López Obrador ha dicho que, sin seguridad, su proyecto de instalar en México un nuevo modelo de gobierno no ocurrirá. El problema es que, al mismo tiempo, ha perseguido otros propósitos, así que, antes que más justicia, podría heredar más injusticia.
El Presidente tiene una campaña abierta, sistemática y burda en contra de los impartidores de justicia. Desde ministras y ministros de la Suprema Corte hasta jueces de distinto ámbito. Y su embate ha sido emulado por gobernadores de su partido.
Antes y después de la llegada al poder de Andrés Manuel, la impartición de justicia en México ha estado plagada de corrupción. Juezas y jueces de varios ámbitos incurren en actos que no tienen más explicación que el cochupo, y/o un franco desdén por víctimas de crímenes y de abusos del propio sistema.
Los sistemas de justicia federal y locales tienen, además, un bien ganado estigma por nepotistas. Las redes de parentesco de la llamada familia judicial minan la defensa de meritocracia que argumentan a la primera de cambio quienes llevan los juzgados.
Sin duda es una de las asignaturas pendientes de la sociedad mexicana.
Pero no habría que recurrir a la receta que ha fracasado en el sexenio: la improvisación y los decretazos. El voluntarismo, presumido por su supuesta lógica o valentía, ni evitaron –por ejemplo– el huachicol ni trajeron más salud; por el contrario, crearon desabasto en combustibles y medicamentos.
El Presidente quiere borrar a los jueces, cambiar la manera en que se nombran, hacerlos el chivo expiatorio de la indignación de un país que ve cómo hasta en casos emblemáticos (hijo de Javier Sicilia y amigos asesinados) los criminales terminan aprovechando las fallas del sistema.
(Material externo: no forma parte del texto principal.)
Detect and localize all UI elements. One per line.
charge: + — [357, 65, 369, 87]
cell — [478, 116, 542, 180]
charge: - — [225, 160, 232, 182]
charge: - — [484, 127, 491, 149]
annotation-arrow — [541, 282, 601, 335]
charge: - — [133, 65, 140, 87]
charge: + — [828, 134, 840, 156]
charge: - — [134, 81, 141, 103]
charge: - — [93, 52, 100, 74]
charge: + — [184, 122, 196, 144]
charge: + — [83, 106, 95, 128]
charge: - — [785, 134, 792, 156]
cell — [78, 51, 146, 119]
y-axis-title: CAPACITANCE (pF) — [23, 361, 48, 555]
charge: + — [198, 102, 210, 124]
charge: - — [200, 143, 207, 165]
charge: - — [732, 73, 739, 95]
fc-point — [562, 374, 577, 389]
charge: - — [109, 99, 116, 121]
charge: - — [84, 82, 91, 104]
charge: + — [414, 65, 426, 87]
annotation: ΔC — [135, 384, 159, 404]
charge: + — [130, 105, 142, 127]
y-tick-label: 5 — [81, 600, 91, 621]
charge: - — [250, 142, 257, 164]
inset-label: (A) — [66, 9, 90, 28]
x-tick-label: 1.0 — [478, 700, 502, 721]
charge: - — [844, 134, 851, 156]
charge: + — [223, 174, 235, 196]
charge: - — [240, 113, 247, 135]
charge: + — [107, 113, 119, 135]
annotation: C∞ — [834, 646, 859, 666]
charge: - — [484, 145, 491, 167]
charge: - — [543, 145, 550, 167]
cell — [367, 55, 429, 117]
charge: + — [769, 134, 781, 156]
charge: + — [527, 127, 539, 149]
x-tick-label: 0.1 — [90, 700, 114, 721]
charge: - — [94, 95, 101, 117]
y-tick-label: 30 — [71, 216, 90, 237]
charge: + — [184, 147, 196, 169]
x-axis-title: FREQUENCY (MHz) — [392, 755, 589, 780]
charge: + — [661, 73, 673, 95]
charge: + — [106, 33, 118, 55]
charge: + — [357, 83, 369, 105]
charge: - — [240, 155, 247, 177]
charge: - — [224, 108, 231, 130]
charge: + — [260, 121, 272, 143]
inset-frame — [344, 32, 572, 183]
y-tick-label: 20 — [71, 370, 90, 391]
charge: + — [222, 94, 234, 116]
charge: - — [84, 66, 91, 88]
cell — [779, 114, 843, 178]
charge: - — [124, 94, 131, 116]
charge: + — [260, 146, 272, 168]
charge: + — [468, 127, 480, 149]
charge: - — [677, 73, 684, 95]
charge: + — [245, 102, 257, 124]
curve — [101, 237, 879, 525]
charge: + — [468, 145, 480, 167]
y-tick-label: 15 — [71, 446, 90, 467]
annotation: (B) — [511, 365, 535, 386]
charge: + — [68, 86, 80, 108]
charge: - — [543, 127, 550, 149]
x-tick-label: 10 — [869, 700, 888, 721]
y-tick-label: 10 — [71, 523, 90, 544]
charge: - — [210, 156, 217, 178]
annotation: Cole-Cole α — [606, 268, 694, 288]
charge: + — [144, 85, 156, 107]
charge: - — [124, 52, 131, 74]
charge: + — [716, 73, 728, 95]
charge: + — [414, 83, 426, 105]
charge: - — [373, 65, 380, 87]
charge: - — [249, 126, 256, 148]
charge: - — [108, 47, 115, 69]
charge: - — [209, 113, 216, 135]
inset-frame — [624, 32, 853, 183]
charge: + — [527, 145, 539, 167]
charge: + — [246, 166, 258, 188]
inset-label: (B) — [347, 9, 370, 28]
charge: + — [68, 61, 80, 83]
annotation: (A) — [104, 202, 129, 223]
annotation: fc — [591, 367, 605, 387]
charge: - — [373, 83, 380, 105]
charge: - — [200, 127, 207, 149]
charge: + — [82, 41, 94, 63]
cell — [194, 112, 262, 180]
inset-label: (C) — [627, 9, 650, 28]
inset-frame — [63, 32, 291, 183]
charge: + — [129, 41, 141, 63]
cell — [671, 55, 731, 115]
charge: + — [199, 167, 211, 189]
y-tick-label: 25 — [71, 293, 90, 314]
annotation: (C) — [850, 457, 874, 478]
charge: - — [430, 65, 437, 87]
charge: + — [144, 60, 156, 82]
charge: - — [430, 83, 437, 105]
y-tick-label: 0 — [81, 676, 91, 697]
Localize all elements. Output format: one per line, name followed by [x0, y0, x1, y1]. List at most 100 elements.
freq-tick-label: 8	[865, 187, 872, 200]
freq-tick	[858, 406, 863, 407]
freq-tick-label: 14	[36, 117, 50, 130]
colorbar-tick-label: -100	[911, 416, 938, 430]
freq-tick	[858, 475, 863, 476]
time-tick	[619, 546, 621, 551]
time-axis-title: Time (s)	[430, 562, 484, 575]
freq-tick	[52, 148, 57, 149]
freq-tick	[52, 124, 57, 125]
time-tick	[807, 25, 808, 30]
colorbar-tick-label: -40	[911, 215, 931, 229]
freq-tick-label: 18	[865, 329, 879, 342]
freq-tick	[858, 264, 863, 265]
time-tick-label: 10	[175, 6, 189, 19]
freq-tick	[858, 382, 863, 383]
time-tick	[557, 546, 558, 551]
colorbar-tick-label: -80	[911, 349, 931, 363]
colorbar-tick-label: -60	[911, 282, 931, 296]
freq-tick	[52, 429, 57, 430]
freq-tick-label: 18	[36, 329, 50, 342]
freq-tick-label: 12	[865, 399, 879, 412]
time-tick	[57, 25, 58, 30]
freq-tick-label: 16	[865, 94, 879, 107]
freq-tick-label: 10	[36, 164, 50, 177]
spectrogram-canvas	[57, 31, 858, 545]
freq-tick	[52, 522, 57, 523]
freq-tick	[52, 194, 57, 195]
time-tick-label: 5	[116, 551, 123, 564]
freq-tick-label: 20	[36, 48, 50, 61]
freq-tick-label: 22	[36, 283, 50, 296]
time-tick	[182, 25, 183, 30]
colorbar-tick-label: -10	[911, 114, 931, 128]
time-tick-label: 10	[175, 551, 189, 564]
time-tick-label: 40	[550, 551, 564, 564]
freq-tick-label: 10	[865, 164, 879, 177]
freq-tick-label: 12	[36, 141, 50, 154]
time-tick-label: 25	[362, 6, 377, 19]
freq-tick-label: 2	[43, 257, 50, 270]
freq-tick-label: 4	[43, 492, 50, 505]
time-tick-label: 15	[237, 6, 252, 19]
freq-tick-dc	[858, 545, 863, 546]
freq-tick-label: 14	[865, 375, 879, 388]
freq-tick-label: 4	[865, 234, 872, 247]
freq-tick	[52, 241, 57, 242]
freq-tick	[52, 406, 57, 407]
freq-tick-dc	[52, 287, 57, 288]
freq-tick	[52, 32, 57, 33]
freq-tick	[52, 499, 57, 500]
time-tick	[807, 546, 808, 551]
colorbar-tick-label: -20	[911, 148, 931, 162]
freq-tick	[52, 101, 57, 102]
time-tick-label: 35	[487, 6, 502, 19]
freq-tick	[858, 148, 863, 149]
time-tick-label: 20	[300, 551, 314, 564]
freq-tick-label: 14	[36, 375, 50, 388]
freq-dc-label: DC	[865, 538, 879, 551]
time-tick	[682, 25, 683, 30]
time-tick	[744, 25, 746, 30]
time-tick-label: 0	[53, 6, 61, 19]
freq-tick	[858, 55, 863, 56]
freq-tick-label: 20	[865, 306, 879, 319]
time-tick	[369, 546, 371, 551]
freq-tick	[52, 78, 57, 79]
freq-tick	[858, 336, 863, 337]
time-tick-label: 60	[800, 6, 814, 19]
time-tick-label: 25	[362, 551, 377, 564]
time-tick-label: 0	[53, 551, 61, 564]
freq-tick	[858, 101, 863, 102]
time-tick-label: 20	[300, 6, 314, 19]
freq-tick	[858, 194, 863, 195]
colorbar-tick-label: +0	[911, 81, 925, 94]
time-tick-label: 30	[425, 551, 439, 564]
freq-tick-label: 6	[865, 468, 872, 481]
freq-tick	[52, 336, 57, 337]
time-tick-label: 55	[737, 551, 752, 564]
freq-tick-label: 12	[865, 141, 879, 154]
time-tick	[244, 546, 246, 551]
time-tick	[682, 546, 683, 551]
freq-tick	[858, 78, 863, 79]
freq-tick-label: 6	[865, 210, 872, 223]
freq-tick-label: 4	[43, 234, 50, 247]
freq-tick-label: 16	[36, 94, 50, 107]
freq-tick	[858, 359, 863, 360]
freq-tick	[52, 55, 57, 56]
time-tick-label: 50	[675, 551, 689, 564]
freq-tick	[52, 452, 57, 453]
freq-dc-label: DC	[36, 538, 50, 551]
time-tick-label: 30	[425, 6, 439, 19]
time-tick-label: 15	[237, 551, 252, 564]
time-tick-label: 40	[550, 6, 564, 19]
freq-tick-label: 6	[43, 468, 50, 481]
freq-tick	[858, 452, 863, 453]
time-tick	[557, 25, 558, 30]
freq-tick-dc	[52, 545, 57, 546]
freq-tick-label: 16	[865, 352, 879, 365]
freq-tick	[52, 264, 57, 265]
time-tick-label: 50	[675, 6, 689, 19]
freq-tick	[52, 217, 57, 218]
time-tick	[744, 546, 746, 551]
Nada es blanco y negro, aunque el Presidente así lo exponga en la mañanera. Esa trampa lo que busca es hacer como que resuelve un problema cuando en realidad ni lo soluciona ni hay garantía de que el remedio no salga peor que la enfermedad.
Si el Presidente hubiera querido heredarle a México los cimientos de una mejor justicia habría comenzado por otro lado, por las fiscalías, la que tiene a su alcance, la federal, y las estatales, que, con su influencia política y diálogo institucional, habría podido limpiar y modernizar.
En el maniqueísmo presidencial, el culpable de que un criminal sea liberado siempre es el juez, nunca los errores, deficiencias y hasta aberraciones de la carpeta armada por una fiscalía. Siempre es un integrante del Poder Judicial, ese al que quiere cooptar luego de que por cuatro años comió de su mano.
Es un recurso efectista y efectivo a la hora del populismo punitivo: nosotros, el esforzado gobierno y la veintena de gobernantes de su color, ponemos todo de nuestra parte para que los delincuentes que no entendieron de abrazos paguen con cárcel sus fechorías, pero jueces corruptos los liberan.
La narrativa es perfecta para distraer de la responsabilidad propia, para aplacar una crisis mediática, etcétera, y es combustible para los siguientes comicios: dennos un periodo más para acabar la labor, hay mucha corrupción y mucha resistencia de poderosos intereses.
Nada mal como oferta electoral en una nación ahogada en impunidad.
Por ese camino terminaremos sin una de las pocas cosas que todavía nos ayudan a discernir que el que acusa prueba, que un policía investigador o Ministerio Público tiene que sustentar, que no porque el gobierno diga que alguien es el autor de tal delito, eso es verdad.
Si el acoso al PJ triunfa, la mañanera será la barandilla final, e inescapable, de la injusticia. Urgen fiscalías que sirvan, incluso para evidenciar malos jueces.